The durable execution stack for agents
People trust agents waaay too much.
Nobody acknowledges that they’re really frail abstractions on top of a stack that was never intended to support them.
Claude is down all the time
You can’t deterministically define retries in non-deterministic workflows
Agents don’t have awareness of services’ or tools’ states, or awareness of the data
LLMs start going off-track during longer processes
So if you want agents in production, you need to make sure that all the abstraction layers below it can and know how to handle failures. These include infrastructure, agent execution, and the semantic layer.
Infrastructure Durability
This include the all-purpose compute durability like backup and disaster recovery, high availability and redundancy, auto restarts and self healing.
The key here is that you need application-level awareness to resume agents. If you simply re-start a container but the application does not know to run again, you’re not doing much.
The two solutions that I found here include:
Northflank - these guys do HA infrastructure provisioning, and also offer stateful sandboxes for agents. They can be used as a infrastructure reliability platforms for other agent execution environments. It runs the containers, manages the database, provides persistent storage, handles networking, BYOC, and keeps everything alive.
Temporal - they described it very well here: “Workflow code is deterministic, [while] your AI Agent can absolutely make decisions based on non-deterministic LLM outcomes.” It guarantees exactly-once execution, replays workflows after failure, and records every agent decision.
Agent execution
Agents (i.e. the thing running code and commands written by an LLM) can hiccup in a lot of ways. For example, it may hit a rate limit from the LLM provider, or a request times out.

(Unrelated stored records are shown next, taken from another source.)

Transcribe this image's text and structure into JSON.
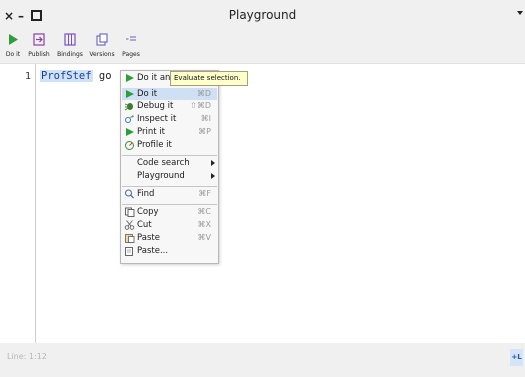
{
  "window": {
    "title": "Playground",
    "close": "×",
    "minimize": "–"
  },
  "toolbar": {
    "items": [
      {
        "label": "Do it",
        "icon": "play-icon"
      },
      {
        "label": "Publish",
        "icon": "publish-icon"
      },
      {
        "label": "Bindings",
        "icon": "bindings-icon"
      },
      {
        "label": "Versions",
        "icon": "versions-icon"
      },
      {
        "label": "Pages",
        "icon": "pages-icon"
      }
    ]
  },
  "editor": {
    "line_number": "1",
    "selected_text": "ProfStef",
    "rest_text": " go"
  },
  "context_menu": {
    "items": [
      {
        "label": "Do it and go",
        "shortcut": "",
        "icon": "play-icon"
      },
      {
        "label": "Do it",
        "shortcut": "⌘D",
        "icon": "play-icon"
      },
      {
        "label": "Debug it",
        "shortcut": "⇧⌘D",
        "icon": "bug-icon"
      },
      {
        "label": "Inspect it",
        "shortcut": "⌘I",
        "icon": "inspect-icon"
      },
      {
        "label": "Print it",
        "shortcut": "⌘P",
        "icon": "play-icon"
      },
      {
        "label": "Profile it",
        "shortcut": "",
        "icon": "profile-icon"
      },
      {
        "label": "Code search",
        "shortcut": "",
        "icon": ""
      },
      {
        "label": "Playground",
        "shortcut": "",
        "icon": ""
      },
      {
        "label": "Find",
        "shortcut": "⌘F",
        "icon": "search-icon"
      },
      {
        "label": "Copy",
        "shortcut": "⌘C",
        "icon": "copy-icon"
      },
      {
        "label": "Cut",
        "shortcut": "⌘X",
        "icon": "cut-icon"
      },
      {
        "label": "Paste",
        "shortcut": "⌘V",
        "icon": "paste-icon"
      },
      {
        "label": "Paste...",
        "shortcut": "",
        "icon": "paste-icon"
      }
    ]
  },
  "tooltip": {
    "text": "Evaluate selection."
  },
  "status": {
    "position": "Line: 1:12",
    "button": "+L"
  },
  "colors": {
    "accent_green": "#2e9e3a",
    "selection": "#cfe2f6",
    "menu_highlight": "#cfe0f5",
    "tooltip_bg": "#ffffcc"
  }
}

This layer would make sure that
Agent tasks get executed and completed steps are stored
If interrupted they start again from the same point
They get executed once, no duplicates
They coordinate across time to wait for job completions, schedules and such
Can go back and try again if output is not validated
A good selection of tools here include
DBOS - durable execution as a library that checkpoints agent workflows directly into a Postgres database, recovering from the last completed step with no separate orchestration server required.
Restate - journal-based durable execution for distributed services, where every step is persisted before it proceeds so agents resume exactly where they stopped regardless of which worker picks up the work.
Inngest - step-level memoization (yes this is the spelling) that stores each result externally and re-injects it on retry, making agent workflows crash-proof without requiring a new infrastructure layer.
Hatchet - managed task queue with retry policies and real-time visibility into agent job execution
Runloop - microVM-isolated developer environments purpose-built for AI agents, with snapshot and resume so agents can suspend mid-task and pick up exactly where they left off.
Semantic Analysis
LLMs drift by design, and simply saying “pls don’t drift” or spinning up an orchestrator agent and asking it “pls don’t drift” won’t help.
You will end up with agents not completing the assigned task, doing something else, reporting complete on an incomplete job, or just hallucinating results.
There’s a lot of work here in security to prevent against injections and confused deputy, but I have not seen to much work in preventing non-malicious drift.
So far, I’ve seen
Galileo’s evals for
Agent Flow -A binary evaluation metric that measures the correctness and coherence of an agentic trajectory
Intent Change - Measures shift in the user’s primary conversational goal or workflow during a session, relative to their initial stated intent.
Action Advancement - Measures how effectively each action advances toward the goal.
Action Completion - Determines whether the agent successfully accomplished all of the user’s goals.
Metaprise’s solutions that go across execution into semantic intent and consist of:
Mission Layer - Mission transitions through exactly 8 deterministic states. Each transition is validated by the Control Plane, recorded in the AuditChain, and visible in real-time via Observability. No state can be skipped; no transition can be forced.
AURA runtime - Every execution step is recorded as an event. If the runtime crashes - hardware failure, network partition, OOM kill - the Durable Execution Engine replays the event history to recover exact state. The agent resumes from where it stopped, not from the beginning.
Worth noting that Metaprise pivoted into AI agents after a few years in the fintech space, which is clearly more understandable than pivoting to AI from shoes.
What next?
I would love to see some of that semantic analysis more developed to the point where you can correct behavior drift at runtime (because you won’t fix it if you use LLMs for “reasoning”) and implement that in the agent execution layer.